Of course, she is only in the film for a few seconds because the rest of the film is focused on an entirely different lady, the delusional and aging silent screen star Norma Desmond, who is played by the aging silent screen star Gloria Swanson. The film creates a bizarre world of fourth wall Hollywood self-reference – when Desmond is watching old films of herself, they are real old films of Swanson; when she has her old friends over for bridge, they turn out to be an uncredited trio of real silent film stars, including, if you look sharply, an aging Buster Keaton.
In portraying Desmond’s histrionics in equally comic and tragic turns, “Sunset Boulevard” is the definitive romantic portrait of American madness. Here is a grand old star locked away in her old 1920s-era Hollywood mansion, a tireless performer living out her days in a performance that nobody sees.
I have often thought that “Sunset Boulevard” portrays the quintessential version of American madness: Someone cut off from the real America, who then creates their own country in their mind.
The real-life version of this can best be found in “Little” Eddie Bouvier’s bizarre “performance” in the legendary “Grey Gardens,” which documents Bouvier and her mother (Jackie O.’s first cousin and aunt, respectively) madly living in the filth and squalor of a dilapidated Hamptons beach home.
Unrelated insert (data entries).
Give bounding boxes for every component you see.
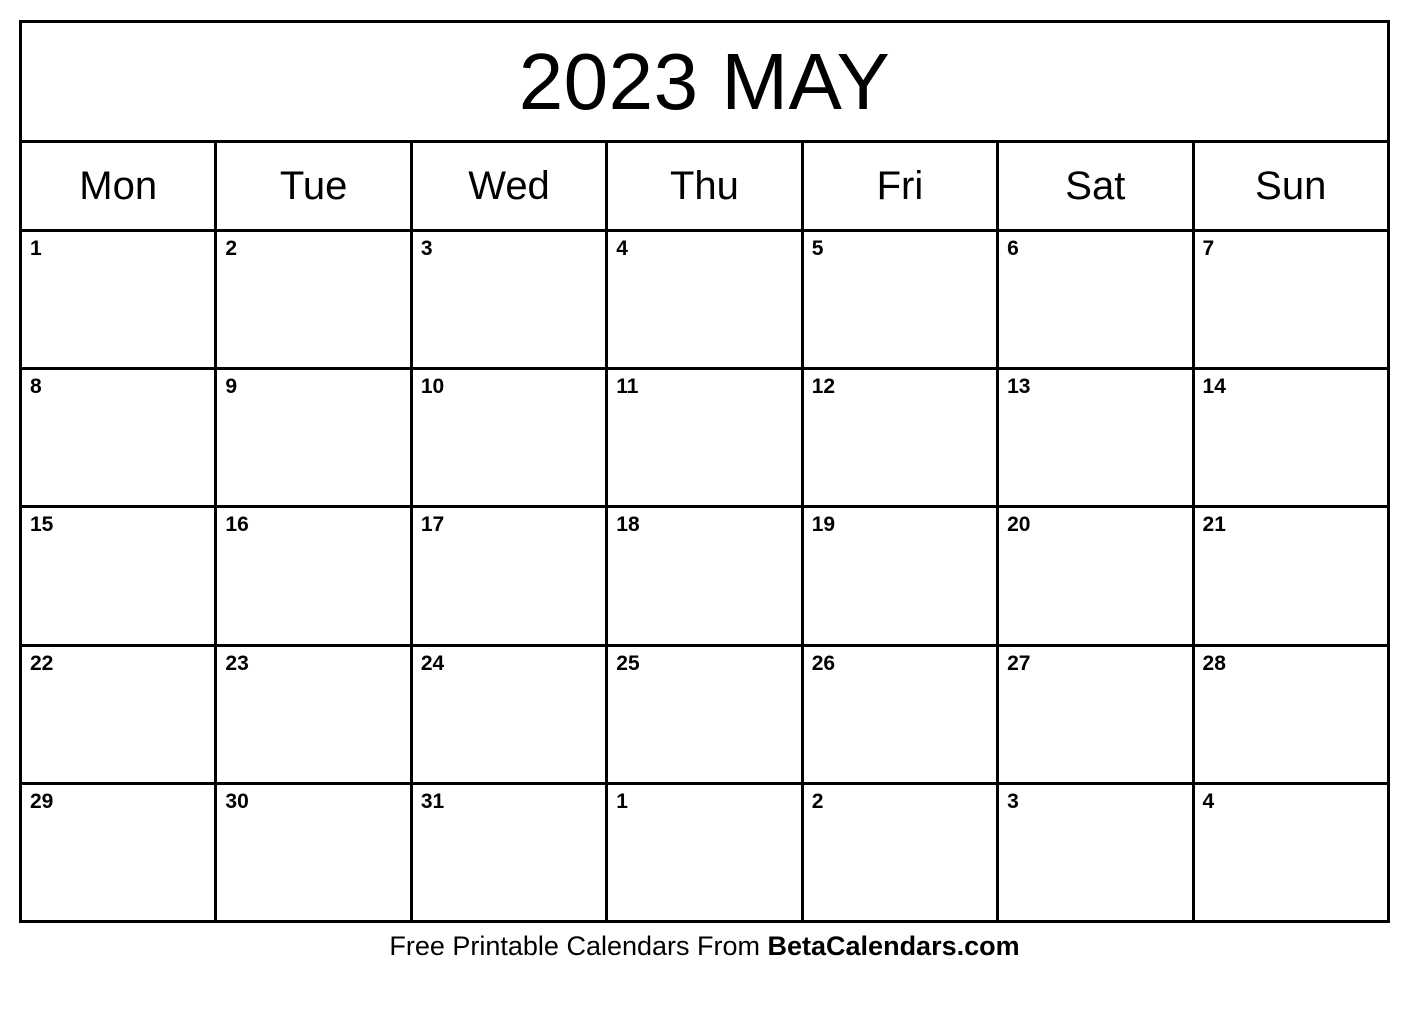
day-cell[interactable]: 14	[1194, 370, 1387, 506]
day-number: 29	[30, 789, 54, 813]
day-number: 16	[225, 513, 249, 537]
weekday-label: Mon	[79, 164, 158, 208]
day-cell[interactable]: 12	[803, 370, 1000, 506]
day-cell[interactable]: 11	[608, 370, 804, 506]
day-number: 5	[811, 237, 824, 260]
weekday-label: Sat	[1065, 164, 1126, 208]
day-cell[interactable]: 7	[1194, 232, 1387, 368]
day-number: 9	[225, 375, 238, 399]
day-number: 13	[1007, 375, 1031, 399]
day-cell[interactable]: 10	[412, 370, 609, 506]
day-number: 15	[30, 513, 54, 537]
day-number: 20	[1007, 513, 1031, 537]
weekday-header-thu: Thu	[608, 143, 804, 229]
day-cell[interactable]: 31	[412, 784, 609, 921]
footer-brand-link[interactable]: BetaCalendars.com	[768, 931, 1020, 961]
day-cell[interactable]: 13	[999, 370, 1195, 506]
week-row: 15 16 17 18 19 20 21	[22, 508, 1387, 647]
day-number: 30	[225, 789, 249, 813]
day-number: 11	[616, 375, 639, 399]
footer-attribution: Free Printable Calendars From BetaCalend…	[19, 931, 1390, 962]
day-number: 2	[811, 789, 824, 813]
week-row: 8 9 10 11 12 13 14	[22, 370, 1387, 509]
day-cell[interactable]: 1	[608, 784, 804, 921]
weekday-header-wed: Wed	[412, 143, 609, 229]
day-cell[interactable]: 27	[999, 646, 1195, 782]
day-number: 21	[1202, 513, 1226, 537]
day-cell[interactable]: 18	[608, 508, 804, 644]
weekday-label: Sun	[1255, 164, 1327, 208]
day-number: 19	[811, 513, 836, 537]
weekday-header-tue: Tue	[217, 143, 413, 229]
calendar-page: 2023 MAY Mon Tue Wed Thu Fri Sat Sun 1 2…	[0, 0, 1410, 1020]
day-cell[interactable]: 1	[22, 232, 218, 368]
day-cell[interactable]: 29	[22, 784, 218, 921]
weekday-label: Wed	[468, 164, 550, 208]
day-cell[interactable]: 3	[999, 784, 1195, 921]
day-cell[interactable]: 21	[1194, 508, 1387, 644]
week-row: 22 23 24 25 26 27 28	[22, 646, 1387, 785]
day-number: 6	[1007, 237, 1019, 260]
day-number: 1	[30, 237, 42, 260]
day-number: 17	[420, 513, 445, 537]
day-number: 3	[420, 237, 433, 260]
day-cell[interactable]: 23	[217, 646, 413, 782]
day-cell[interactable]: 19	[803, 508, 1000, 644]
day-cell[interactable]: 26	[803, 646, 1000, 782]
day-number: 8	[30, 375, 42, 399]
day-number: 4	[616, 237, 628, 260]
day-number: 14	[1202, 375, 1226, 399]
day-number: 25	[616, 651, 640, 675]
day-number: 10	[420, 375, 445, 399]
day-number: 7	[1202, 237, 1215, 260]
day-cell[interactable]: 9	[217, 370, 413, 506]
page-title: 2023 MAY	[518, 36, 891, 126]
day-cell[interactable]: 28	[1194, 646, 1387, 782]
day-cell[interactable]: 16	[217, 508, 413, 644]
day-number: 3	[1007, 789, 1019, 813]
day-number: 28	[1202, 651, 1226, 675]
day-number: 2	[225, 237, 238, 260]
day-number: 22	[30, 651, 54, 675]
day-cell[interactable]: 17	[412, 508, 609, 644]
day-cell[interactable]: 5	[803, 232, 1000, 368]
day-cell[interactable]: 8	[22, 370, 218, 506]
weekday-header-sun: Sun	[1194, 143, 1387, 229]
day-number: 26	[811, 651, 836, 675]
day-cell[interactable]: 6	[999, 232, 1195, 368]
calendar-weeks: 1 2 3 4 5 6 7 8 9 10 11 12 13 14 15 16 1…	[22, 232, 1387, 921]
day-number: 1	[616, 789, 628, 813]
day-number: 12	[811, 375, 836, 399]
day-number: 4	[1202, 789, 1215, 813]
calendar-title-band: 2023 MAY	[22, 23, 1387, 143]
day-number: 23	[225, 651, 249, 675]
day-number: 27	[1007, 651, 1031, 675]
day-cell[interactable]: 2	[803, 784, 1000, 921]
day-number: 24	[420, 651, 445, 675]
week-row: 29 30 31 1 2 3 4	[22, 784, 1387, 921]
weekday-label: Fri	[876, 164, 924, 208]
day-number: 18	[616, 513, 640, 537]
weekday-header-sat: Sat	[999, 143, 1195, 229]
week-row: 1 2 3 4 5 6 7	[22, 232, 1387, 371]
day-cell[interactable]: 3	[412, 232, 609, 368]
weekday-header-fri: Fri	[803, 143, 1000, 229]
day-cell[interactable]: 24	[412, 646, 609, 782]
day-cell[interactable]: 4	[1194, 784, 1387, 921]
weekday-label: Thu	[670, 164, 739, 208]
footer-prefix-text: Free Printable Calendars From	[389, 931, 768, 961]
day-number: 31	[420, 789, 445, 813]
weekday-label: Tue	[279, 164, 348, 208]
calendar-table: 2023 MAY Mon Tue Wed Thu Fri Sat Sun 1 2…	[19, 20, 1390, 923]
day-cell[interactable]: 25	[608, 646, 804, 782]
day-cell[interactable]: 20	[999, 508, 1195, 644]
day-cell[interactable]: 22	[22, 646, 218, 782]
day-cell[interactable]: 2	[217, 232, 413, 368]
day-cell[interactable]: 15	[22, 508, 218, 644]
day-cell[interactable]: 4	[608, 232, 804, 368]
weekday-header-row: Mon Tue Wed Thu Fri Sat Sun	[22, 143, 1387, 232]
weekday-header-mon: Mon	[22, 143, 218, 229]
day-cell[interactable]: 30	[217, 784, 413, 921]
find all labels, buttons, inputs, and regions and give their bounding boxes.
But shades of this can also be found, I believe, in Brian Wilson’s lost “Smile” album, Emily Dickinson’s poetry, and James Otis’s final years. As Perry Miller famously theorized about the Puritans, perhaps the quintessential American identity is one who goes on an errand into the wilderness, fails to rivet the world on his their own, and is forced to retreat into themselves.
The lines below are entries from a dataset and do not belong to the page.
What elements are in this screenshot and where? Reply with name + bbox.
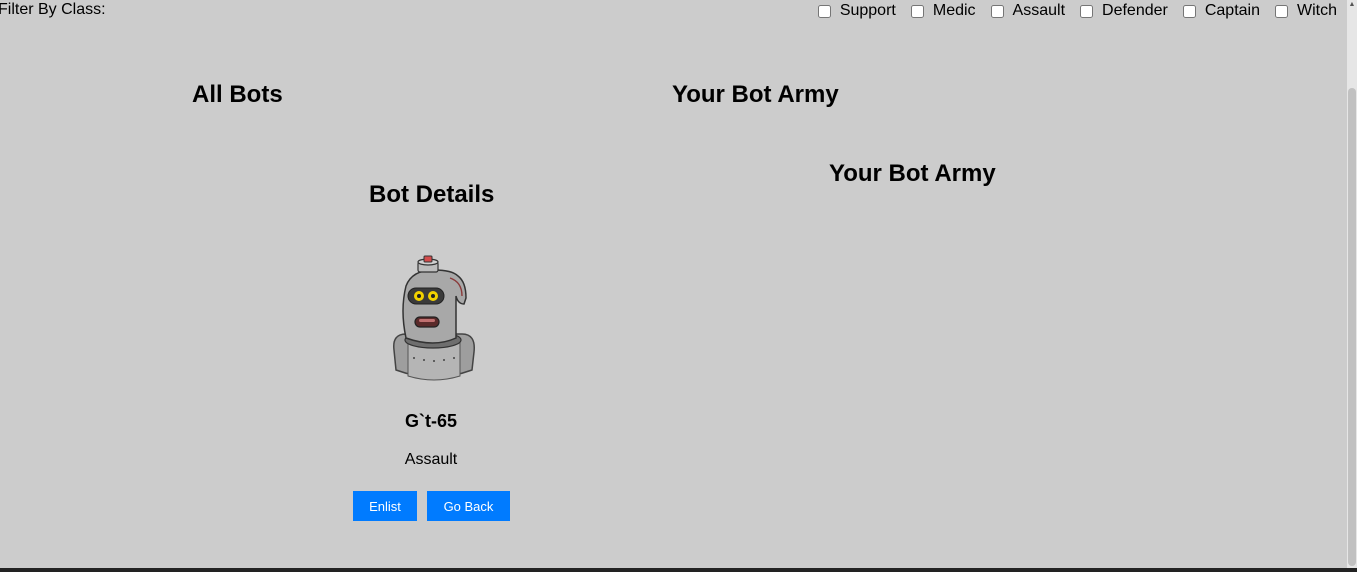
filter-defender[interactable]: Defender [1080, 2, 1168, 20]
class-filters: Support Medic Assault Defender Captain W… [817, 2, 1337, 20]
bot-name: G`t-65 [404, 411, 457, 431]
filter-medic[interactable]: Medic [910, 2, 976, 20]
filter-assault-label: Assault [1012, 2, 1066, 19]
filter-captain-label: Captain [1204, 2, 1260, 19]
scroll-up-icon[interactable]: ▲ [1348, 0, 1356, 10]
filter-label: Filter By Class: [0, 1, 106, 18]
filter-captain[interactable]: Captain [1182, 2, 1260, 20]
filter-support[interactable]: Support [817, 2, 896, 20]
robot-avatar-icon [393, 255, 475, 381]
bot-details-heading: Bot Details [369, 181, 495, 208]
filter-assault-checkbox[interactable] [990, 4, 1004, 18]
your-bot-army-subheading: Your Bot Army [829, 160, 996, 187]
enlist-button[interactable]: Enlist [353, 491, 417, 521]
all-bots-heading: All Bots [192, 81, 283, 108]
page-scrollbar[interactable]: ▲ [1347, 0, 1357, 568]
filter-witch[interactable]: Witch [1275, 2, 1337, 20]
window-bottom-edge [0, 568, 1357, 572]
scrollbar-thumb[interactable] [1348, 88, 1356, 566]
filter-captain-checkbox[interactable] [1182, 4, 1196, 18]
filter-witch-checkbox[interactable] [1275, 4, 1288, 18]
filter-medic-checkbox[interactable] [910, 4, 924, 18]
your-bot-army-heading: Your Bot Army [672, 81, 839, 108]
filter-defender-checkbox[interactable] [1080, 4, 1094, 18]
filter-support-checkbox[interactable] [817, 4, 831, 18]
filter-defender-label: Defender [1102, 2, 1168, 19]
filter-assault[interactable]: Assault [990, 2, 1066, 20]
filter-medic-label: Medic [932, 2, 976, 19]
filter-witch-label: Witch [1297, 2, 1337, 19]
bot-class: Assault [404, 451, 458, 468]
go-back-button[interactable]: Go Back [427, 491, 510, 521]
filter-support-label: Support [839, 2, 896, 19]
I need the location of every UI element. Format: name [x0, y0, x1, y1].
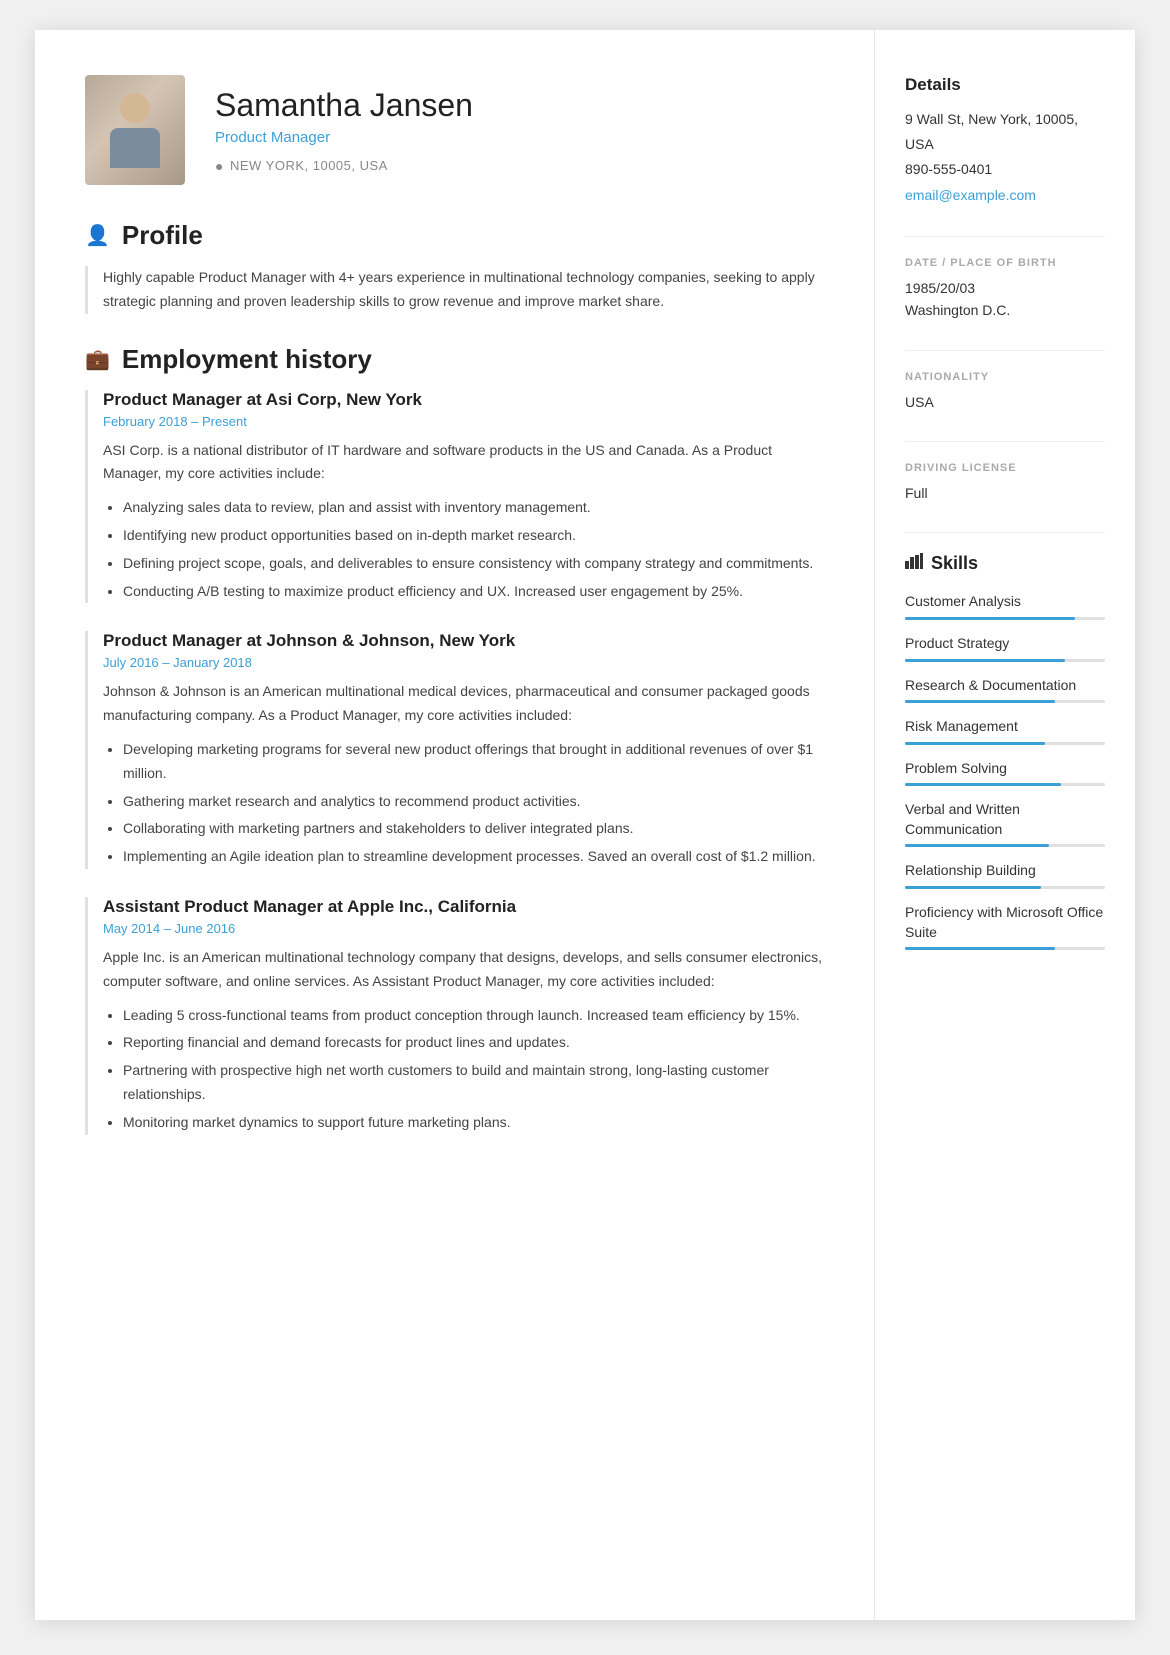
job-3-title: Assistant Product Manager at Apple Inc.,…: [103, 897, 824, 917]
job-3-bullets: Leading 5 cross-functional teams from pr…: [103, 1004, 824, 1135]
header-info: Samantha Jansen Product Manager ● NEW YO…: [215, 87, 473, 174]
list-item: Monitoring market dynamics to support fu…: [123, 1111, 824, 1135]
employment-section: 💼 Employment history Product Manager at …: [85, 344, 824, 1135]
skill-bar-bg: [905, 844, 1105, 847]
resume-container: Samantha Jansen Product Manager ● NEW YO…: [35, 30, 1135, 1620]
phone: 890-555-0401: [905, 157, 1105, 182]
skill-bar-bg: [905, 783, 1105, 786]
job-3-description: Apple Inc. is an American multinational …: [103, 946, 824, 994]
skills-header: Skills: [905, 553, 1105, 574]
profile-section: 👤 Profile Highly capable Product Manager…: [85, 220, 824, 314]
driving-value: Full: [905, 482, 1105, 504]
sidebar-dob: DATE / PLACE OF BIRTH 1985/20/03 Washing…: [905, 257, 1105, 322]
profile-section-header: 👤 Profile: [85, 220, 824, 251]
profile-title: Profile: [122, 220, 203, 251]
skill-microsoft-office: Proficiency with Microsoft Office Suite: [905, 903, 1105, 950]
skill-bar-bg: [905, 659, 1105, 662]
skill-name: Customer Analysis: [905, 592, 1105, 612]
address: 9 Wall St, New York, 10005, USA: [905, 107, 1105, 157]
list-item: Developing marketing programs for severa…: [123, 738, 824, 786]
candidate-title: Product Manager: [215, 129, 473, 146]
list-item: Conducting A/B testing to maximize produ…: [123, 580, 824, 604]
skill-bar-bg: [905, 742, 1105, 745]
job-2-title: Product Manager at Johnson & Johnson, Ne…: [103, 631, 824, 651]
employment-title: Employment history: [122, 344, 372, 375]
dob-label: DATE / PLACE OF BIRTH: [905, 257, 1105, 269]
skill-bar-fill: [905, 947, 1055, 950]
list-item: Gathering market research and analytics …: [123, 790, 824, 814]
location-icon: ●: [215, 158, 224, 174]
employment-section-header: 💼 Employment history: [85, 344, 824, 375]
skill-bar-bg: [905, 617, 1105, 620]
skill-bar-fill: [905, 886, 1041, 889]
avatar: [85, 75, 185, 185]
sidebar-nationality: NATIONALITY USA: [905, 371, 1105, 413]
skill-name: Relationship Building: [905, 861, 1105, 881]
skill-problem-solving: Problem Solving: [905, 759, 1105, 787]
skill-risk-management: Risk Management: [905, 717, 1105, 745]
skill-bar-fill: [905, 742, 1045, 745]
skill-product-strategy: Product Strategy: [905, 634, 1105, 662]
candidate-location: ● NEW YORK, 10005, USA: [215, 158, 473, 174]
sidebar-skills: Skills Customer Analysis Product Strateg…: [905, 553, 1105, 950]
nationality-label: NATIONALITY: [905, 371, 1105, 383]
job-1: Product Manager at Asi Corp, New York Fe…: [85, 390, 824, 604]
skill-verbal-written-communication: Verbal and Written Communication: [905, 800, 1105, 847]
email[interactable]: email@example.com: [905, 187, 1036, 203]
job-2-dates: July 2016 – January 2018: [103, 655, 824, 670]
skill-name: Risk Management: [905, 717, 1105, 737]
list-item: Partnering with prospective high net wor…: [123, 1059, 824, 1107]
job-2: Product Manager at Johnson & Johnson, Ne…: [85, 631, 824, 869]
resume-header: Samantha Jansen Product Manager ● NEW YO…: [85, 75, 824, 185]
job-3-dates: May 2014 – June 2016: [103, 921, 824, 936]
job-1-dates: February 2018 – Present: [103, 414, 824, 429]
skill-name: Problem Solving: [905, 759, 1105, 779]
job-2-bullets: Developing marketing programs for severa…: [103, 738, 824, 869]
skills-bar-icon: [905, 553, 923, 574]
sidebar-contact: 9 Wall St, New York, 10005, USA 890-555-…: [905, 107, 1105, 208]
job-1-bullets: Analyzing sales data to review, plan and…: [103, 496, 824, 603]
list-item: Identifying new product opportunities ba…: [123, 524, 824, 548]
job-1-description: ASI Corp. is a national distributor of I…: [103, 439, 824, 487]
job-1-title: Product Manager at Asi Corp, New York: [103, 390, 824, 410]
skill-bar-fill: [905, 700, 1055, 703]
birthplace-value: Washington D.C.: [905, 299, 1105, 321]
skill-bar-bg: [905, 947, 1105, 950]
skill-name: Verbal and Written Communication: [905, 800, 1105, 839]
skill-bar-fill: [905, 659, 1065, 662]
job-2-description: Johnson & Johnson is an American multina…: [103, 680, 824, 728]
dob-value: 1985/20/03: [905, 277, 1105, 299]
driving-label: DRIVING LICENSE: [905, 462, 1105, 474]
skill-bar-fill: [905, 617, 1075, 620]
employment-icon: 💼: [85, 347, 110, 372]
profile-icon: 👤: [85, 223, 110, 248]
skill-bar-bg: [905, 700, 1105, 703]
skill-name: Research & Documentation: [905, 676, 1105, 696]
list-item: Defining project scope, goals, and deliv…: [123, 552, 824, 576]
skill-bar-bg: [905, 886, 1105, 889]
list-item: Analyzing sales data to review, plan and…: [123, 496, 824, 520]
sidebar-details: Details 9 Wall St, New York, 10005, USA …: [905, 75, 1105, 208]
profile-text: Highly capable Product Manager with 4+ y…: [85, 266, 824, 314]
list-item: Leading 5 cross-functional teams from pr…: [123, 1004, 824, 1028]
list-item: Implementing an Agile ideation plan to s…: [123, 845, 824, 869]
skill-name: Product Strategy: [905, 634, 1105, 654]
skill-customer-analysis: Customer Analysis: [905, 592, 1105, 620]
skill-bar-fill: [905, 783, 1061, 786]
sidebar-driving: DRIVING LICENSE Full: [905, 462, 1105, 504]
details-title: Details: [905, 75, 1105, 95]
job-3: Assistant Product Manager at Apple Inc.,…: [85, 897, 824, 1135]
main-content: Samantha Jansen Product Manager ● NEW YO…: [35, 30, 875, 1620]
list-item: Reporting financial and demand forecasts…: [123, 1031, 824, 1055]
list-item: Collaborating with marketing partners an…: [123, 817, 824, 841]
skill-name: Proficiency with Microsoft Office Suite: [905, 903, 1105, 942]
candidate-name: Samantha Jansen: [215, 87, 473, 124]
skill-bar-fill: [905, 844, 1049, 847]
skill-relationship-building: Relationship Building: [905, 861, 1105, 889]
nationality-value: USA: [905, 391, 1105, 413]
skill-research-documentation: Research & Documentation: [905, 676, 1105, 704]
sidebar: Details 9 Wall St, New York, 10005, USA …: [875, 30, 1135, 1620]
skills-title: Skills: [931, 553, 978, 574]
Yvette Vickers is thus the most striking example of this I have come across yet – there she is, at the center of “Sunset Boulevard,” a stark portrait of American madness and failure that her brief appearance contrasts, a girl-next-door blonde beauty, bubbly and laughing into the telephone, oblivious to the rest of the film, oblivious to the fact that she would spend her final years all but living this film out.